Well, the Farmers’ Union busied itself with the scandal, as the Union called it, of Manitoba farmers having to sell their wheat for many cents a bushel less than their brethren did a few miles away. Just as the Canada Colonization Company is not the pioneer in financing land settlement, so the grain growers’ organizations of this century were not the first farmers’ bodies to jump into the business of grain buying, in self-defense of the farmers’ interests.

The Farmers’ Union began to buy wheat along our side of the border at higher prices than were paid by the Manitoba elevator and milling people. For some time there was a great deal of puzzlement as to how in the world Purvis and his men managed to buy grain, and pay for it.
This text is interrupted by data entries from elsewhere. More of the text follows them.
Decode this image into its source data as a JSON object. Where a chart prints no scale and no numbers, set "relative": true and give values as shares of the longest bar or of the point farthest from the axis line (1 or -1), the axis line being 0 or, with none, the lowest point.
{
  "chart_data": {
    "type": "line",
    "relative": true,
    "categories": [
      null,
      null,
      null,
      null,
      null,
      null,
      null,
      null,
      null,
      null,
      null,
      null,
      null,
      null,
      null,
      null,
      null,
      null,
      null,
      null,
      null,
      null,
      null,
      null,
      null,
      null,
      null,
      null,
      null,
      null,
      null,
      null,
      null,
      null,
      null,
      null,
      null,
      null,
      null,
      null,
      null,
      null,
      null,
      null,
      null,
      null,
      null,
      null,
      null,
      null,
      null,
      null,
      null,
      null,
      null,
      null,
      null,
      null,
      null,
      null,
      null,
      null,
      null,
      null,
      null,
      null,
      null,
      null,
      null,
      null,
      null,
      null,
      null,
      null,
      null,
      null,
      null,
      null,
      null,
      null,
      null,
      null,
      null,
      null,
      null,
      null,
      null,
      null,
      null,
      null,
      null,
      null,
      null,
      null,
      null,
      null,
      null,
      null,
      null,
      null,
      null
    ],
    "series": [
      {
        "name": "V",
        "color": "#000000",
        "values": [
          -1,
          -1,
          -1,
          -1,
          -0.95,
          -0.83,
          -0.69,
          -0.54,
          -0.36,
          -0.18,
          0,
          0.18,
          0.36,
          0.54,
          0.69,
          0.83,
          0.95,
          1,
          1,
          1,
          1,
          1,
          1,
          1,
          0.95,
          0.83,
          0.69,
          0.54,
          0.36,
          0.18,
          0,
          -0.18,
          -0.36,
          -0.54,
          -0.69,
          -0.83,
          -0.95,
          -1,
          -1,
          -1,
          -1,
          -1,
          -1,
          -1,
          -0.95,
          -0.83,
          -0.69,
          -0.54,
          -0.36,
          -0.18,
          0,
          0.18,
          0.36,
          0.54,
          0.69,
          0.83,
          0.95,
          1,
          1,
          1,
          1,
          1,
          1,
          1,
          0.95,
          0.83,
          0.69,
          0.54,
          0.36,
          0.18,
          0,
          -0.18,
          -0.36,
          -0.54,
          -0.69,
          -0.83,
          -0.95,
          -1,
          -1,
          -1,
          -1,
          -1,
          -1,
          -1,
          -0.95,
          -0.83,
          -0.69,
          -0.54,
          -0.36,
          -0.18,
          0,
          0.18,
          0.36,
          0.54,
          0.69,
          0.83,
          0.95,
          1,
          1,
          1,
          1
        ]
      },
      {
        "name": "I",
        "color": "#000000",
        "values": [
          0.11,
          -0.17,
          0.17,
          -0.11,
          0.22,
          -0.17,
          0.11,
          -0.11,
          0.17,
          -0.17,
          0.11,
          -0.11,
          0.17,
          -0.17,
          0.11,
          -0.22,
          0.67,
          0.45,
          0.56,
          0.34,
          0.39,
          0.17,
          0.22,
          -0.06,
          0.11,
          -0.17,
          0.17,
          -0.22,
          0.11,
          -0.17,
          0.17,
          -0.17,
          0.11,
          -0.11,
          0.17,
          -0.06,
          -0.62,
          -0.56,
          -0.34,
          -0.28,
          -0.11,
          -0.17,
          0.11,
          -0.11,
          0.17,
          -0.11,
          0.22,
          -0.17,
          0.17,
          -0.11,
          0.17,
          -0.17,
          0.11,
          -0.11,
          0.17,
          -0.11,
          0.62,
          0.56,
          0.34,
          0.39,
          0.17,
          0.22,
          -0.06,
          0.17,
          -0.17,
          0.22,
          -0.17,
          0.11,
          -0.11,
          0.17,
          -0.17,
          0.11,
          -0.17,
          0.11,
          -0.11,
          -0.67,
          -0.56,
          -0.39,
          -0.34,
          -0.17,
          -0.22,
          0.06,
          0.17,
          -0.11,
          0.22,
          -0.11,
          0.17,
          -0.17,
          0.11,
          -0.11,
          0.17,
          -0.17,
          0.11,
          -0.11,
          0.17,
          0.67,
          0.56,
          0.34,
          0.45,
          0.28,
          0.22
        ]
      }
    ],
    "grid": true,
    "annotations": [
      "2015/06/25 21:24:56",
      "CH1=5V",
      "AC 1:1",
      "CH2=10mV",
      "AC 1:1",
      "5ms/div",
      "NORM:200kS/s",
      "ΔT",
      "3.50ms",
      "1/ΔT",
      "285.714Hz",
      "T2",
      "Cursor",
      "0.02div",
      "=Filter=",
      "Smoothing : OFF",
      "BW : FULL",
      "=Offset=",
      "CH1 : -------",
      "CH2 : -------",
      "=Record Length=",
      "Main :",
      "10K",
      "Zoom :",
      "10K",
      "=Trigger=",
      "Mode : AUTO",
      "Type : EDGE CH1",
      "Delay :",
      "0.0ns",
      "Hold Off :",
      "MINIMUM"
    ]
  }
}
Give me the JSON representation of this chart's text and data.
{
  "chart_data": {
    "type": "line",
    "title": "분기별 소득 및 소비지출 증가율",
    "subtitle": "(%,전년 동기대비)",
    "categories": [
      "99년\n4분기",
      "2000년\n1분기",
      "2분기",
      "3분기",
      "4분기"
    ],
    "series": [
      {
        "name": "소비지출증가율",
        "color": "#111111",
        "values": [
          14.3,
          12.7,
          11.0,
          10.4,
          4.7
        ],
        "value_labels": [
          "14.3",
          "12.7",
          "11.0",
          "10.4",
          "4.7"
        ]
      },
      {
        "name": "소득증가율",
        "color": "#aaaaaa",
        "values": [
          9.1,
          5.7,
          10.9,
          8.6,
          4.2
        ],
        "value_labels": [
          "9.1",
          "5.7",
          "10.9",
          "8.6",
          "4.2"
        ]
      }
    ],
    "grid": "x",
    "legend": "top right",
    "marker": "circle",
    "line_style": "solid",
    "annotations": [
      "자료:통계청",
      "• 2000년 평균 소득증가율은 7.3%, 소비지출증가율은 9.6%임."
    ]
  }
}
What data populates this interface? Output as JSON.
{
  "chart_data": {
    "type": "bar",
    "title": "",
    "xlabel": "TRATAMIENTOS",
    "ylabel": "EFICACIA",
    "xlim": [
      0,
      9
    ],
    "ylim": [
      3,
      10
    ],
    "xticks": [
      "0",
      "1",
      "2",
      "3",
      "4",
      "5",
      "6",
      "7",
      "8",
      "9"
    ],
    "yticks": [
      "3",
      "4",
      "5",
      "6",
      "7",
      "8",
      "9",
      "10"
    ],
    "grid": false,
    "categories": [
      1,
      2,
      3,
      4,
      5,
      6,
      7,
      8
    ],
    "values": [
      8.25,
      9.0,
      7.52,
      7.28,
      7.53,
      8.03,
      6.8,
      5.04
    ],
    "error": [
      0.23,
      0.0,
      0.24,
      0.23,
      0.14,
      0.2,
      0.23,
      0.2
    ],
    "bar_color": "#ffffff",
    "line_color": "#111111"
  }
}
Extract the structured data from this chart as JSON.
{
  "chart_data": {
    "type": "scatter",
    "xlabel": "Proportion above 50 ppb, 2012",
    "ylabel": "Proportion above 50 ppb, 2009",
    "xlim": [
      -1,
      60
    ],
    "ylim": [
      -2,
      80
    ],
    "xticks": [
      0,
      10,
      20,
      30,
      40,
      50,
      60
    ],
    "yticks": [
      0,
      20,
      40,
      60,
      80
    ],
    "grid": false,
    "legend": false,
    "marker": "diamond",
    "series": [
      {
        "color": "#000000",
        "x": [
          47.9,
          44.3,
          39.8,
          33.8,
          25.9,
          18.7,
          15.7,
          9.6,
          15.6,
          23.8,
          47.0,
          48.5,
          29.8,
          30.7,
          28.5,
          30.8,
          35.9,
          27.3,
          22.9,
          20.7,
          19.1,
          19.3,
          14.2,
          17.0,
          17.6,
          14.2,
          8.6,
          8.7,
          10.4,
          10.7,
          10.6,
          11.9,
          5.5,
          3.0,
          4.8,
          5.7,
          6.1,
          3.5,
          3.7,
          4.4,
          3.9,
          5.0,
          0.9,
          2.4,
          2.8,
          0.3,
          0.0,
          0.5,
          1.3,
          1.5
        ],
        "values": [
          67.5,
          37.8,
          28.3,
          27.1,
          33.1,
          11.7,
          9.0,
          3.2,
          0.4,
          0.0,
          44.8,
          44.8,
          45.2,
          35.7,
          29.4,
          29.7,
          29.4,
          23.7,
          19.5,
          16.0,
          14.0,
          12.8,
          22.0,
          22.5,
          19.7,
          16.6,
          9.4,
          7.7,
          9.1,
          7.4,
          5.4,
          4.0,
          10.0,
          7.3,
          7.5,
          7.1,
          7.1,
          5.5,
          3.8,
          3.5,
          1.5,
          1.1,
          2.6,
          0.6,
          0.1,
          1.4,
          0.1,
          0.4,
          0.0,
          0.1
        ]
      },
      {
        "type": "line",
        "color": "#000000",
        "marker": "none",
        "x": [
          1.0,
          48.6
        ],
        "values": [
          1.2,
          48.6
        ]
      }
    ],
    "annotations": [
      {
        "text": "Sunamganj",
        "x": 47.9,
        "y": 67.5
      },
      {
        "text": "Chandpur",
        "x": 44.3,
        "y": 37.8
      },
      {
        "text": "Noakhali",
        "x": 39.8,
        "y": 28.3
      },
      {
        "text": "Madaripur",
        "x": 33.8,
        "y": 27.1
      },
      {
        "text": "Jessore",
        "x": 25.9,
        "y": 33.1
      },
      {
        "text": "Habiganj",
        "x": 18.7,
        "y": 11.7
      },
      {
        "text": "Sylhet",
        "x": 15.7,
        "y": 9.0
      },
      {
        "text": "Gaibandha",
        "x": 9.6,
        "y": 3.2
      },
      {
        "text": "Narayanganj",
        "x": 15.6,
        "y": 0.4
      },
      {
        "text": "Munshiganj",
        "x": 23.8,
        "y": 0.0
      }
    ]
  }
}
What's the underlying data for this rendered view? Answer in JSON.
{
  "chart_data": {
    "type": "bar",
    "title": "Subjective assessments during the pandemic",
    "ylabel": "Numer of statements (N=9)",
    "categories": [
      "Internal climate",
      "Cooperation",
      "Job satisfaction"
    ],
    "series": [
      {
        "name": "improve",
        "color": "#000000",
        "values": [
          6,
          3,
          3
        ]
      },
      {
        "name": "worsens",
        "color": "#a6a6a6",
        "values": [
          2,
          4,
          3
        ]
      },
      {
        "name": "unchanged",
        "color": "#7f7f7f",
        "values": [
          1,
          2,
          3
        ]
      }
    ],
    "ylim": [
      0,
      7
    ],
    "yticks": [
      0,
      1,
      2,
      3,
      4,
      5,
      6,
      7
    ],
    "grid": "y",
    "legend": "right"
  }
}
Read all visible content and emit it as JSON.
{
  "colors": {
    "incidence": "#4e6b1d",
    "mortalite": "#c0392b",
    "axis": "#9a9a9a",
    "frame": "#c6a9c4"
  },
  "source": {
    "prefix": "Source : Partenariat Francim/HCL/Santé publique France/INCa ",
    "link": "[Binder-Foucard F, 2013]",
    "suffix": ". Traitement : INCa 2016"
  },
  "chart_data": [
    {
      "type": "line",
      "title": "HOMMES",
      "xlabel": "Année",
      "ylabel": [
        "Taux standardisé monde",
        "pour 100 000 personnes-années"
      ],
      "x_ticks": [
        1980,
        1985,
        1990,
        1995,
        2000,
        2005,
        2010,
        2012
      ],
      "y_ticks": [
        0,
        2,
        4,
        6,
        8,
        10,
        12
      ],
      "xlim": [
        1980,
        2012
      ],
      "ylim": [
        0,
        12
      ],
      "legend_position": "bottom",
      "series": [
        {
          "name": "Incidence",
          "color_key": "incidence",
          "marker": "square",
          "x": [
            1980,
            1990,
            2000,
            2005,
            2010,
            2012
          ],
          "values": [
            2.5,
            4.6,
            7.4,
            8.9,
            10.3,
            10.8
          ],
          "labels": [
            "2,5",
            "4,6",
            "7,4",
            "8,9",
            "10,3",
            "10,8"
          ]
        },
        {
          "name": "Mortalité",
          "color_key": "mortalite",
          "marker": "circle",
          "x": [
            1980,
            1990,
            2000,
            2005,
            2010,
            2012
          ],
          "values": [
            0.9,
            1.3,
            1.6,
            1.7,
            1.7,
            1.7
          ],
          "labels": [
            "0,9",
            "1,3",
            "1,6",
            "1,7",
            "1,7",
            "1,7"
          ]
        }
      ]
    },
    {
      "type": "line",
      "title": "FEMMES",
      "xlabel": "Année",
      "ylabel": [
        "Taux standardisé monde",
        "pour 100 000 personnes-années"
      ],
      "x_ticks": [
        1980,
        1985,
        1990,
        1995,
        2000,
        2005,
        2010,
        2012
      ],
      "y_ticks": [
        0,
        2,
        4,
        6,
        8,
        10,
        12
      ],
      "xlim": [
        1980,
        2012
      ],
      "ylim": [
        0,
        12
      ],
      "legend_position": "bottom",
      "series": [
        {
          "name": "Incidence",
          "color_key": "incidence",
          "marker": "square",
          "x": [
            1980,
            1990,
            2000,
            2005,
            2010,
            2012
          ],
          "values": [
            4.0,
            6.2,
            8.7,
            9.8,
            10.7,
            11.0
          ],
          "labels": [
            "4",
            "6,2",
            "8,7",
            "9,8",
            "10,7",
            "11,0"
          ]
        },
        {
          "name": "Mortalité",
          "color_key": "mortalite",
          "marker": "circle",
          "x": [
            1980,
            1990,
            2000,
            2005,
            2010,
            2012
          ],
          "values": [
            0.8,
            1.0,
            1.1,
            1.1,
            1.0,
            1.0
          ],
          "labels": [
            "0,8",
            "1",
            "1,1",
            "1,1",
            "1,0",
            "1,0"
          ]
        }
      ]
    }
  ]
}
The truth was that the C.P.R. and the Bank of Montreal, its very good friend, had a hand in the revolution—not purely as a sort of joint Santa Claus for the farmer, but because it was not good business to allow the farmer to be ground beneath the upper and the nether millstone.

I do not suggest, of course, that any railways have been operated in Western Canada purely as philanthropic enterprises. The farmer hardly claims that distinction for himself. But I do assert that the element of public service and public fairplay has entered more largely into railway administration than the public has often been informed; and that, often and often, compared with his fellows, in purely private undertakings, the lot of the railway president, manager, and financier has not been a happy one.


CHAPTER VII.

Telling how Manitoba struggled through an era of expansion and the war of Fort Whyte.

Winnipeg was at a peculiar stage of its growth at the time of my transfer there from Portage la Prairie when, in 1893, the Manitoba North Western went into a receivership, because it couldn’t pay its fixed charges and the Allan interests became tired of finding them from private sources. Probably not many of the well-known men of the city appreciated that they were participants in a phase of North American history which would soon become almost as extinct as the dodo, and would be clothed, for those who had eyes to see, with a certain glamour of the age of chivalry.

The knighthood that flowered among the Indians, fur traders, and original farmers of the Great Lone Land, has not yet been accorded the idealism of the Crusades, or the picturesqueness of Robin Hood. The country had few ladyes fayre. The dusky maidens who became the queens of many mixed unions were attractive enough in their way, though they were never protected by moats and drawbridges; nor were their favours courted with armour and lance. But there were other elements in a unique style of living to which, one day, the touch of some wizard of romance will be applied. The buffalo was to be replaced by the plowman, the Indian to be superseded by a more industrious relative, and the ironless Red River cart to be run off the trail by the iron horse.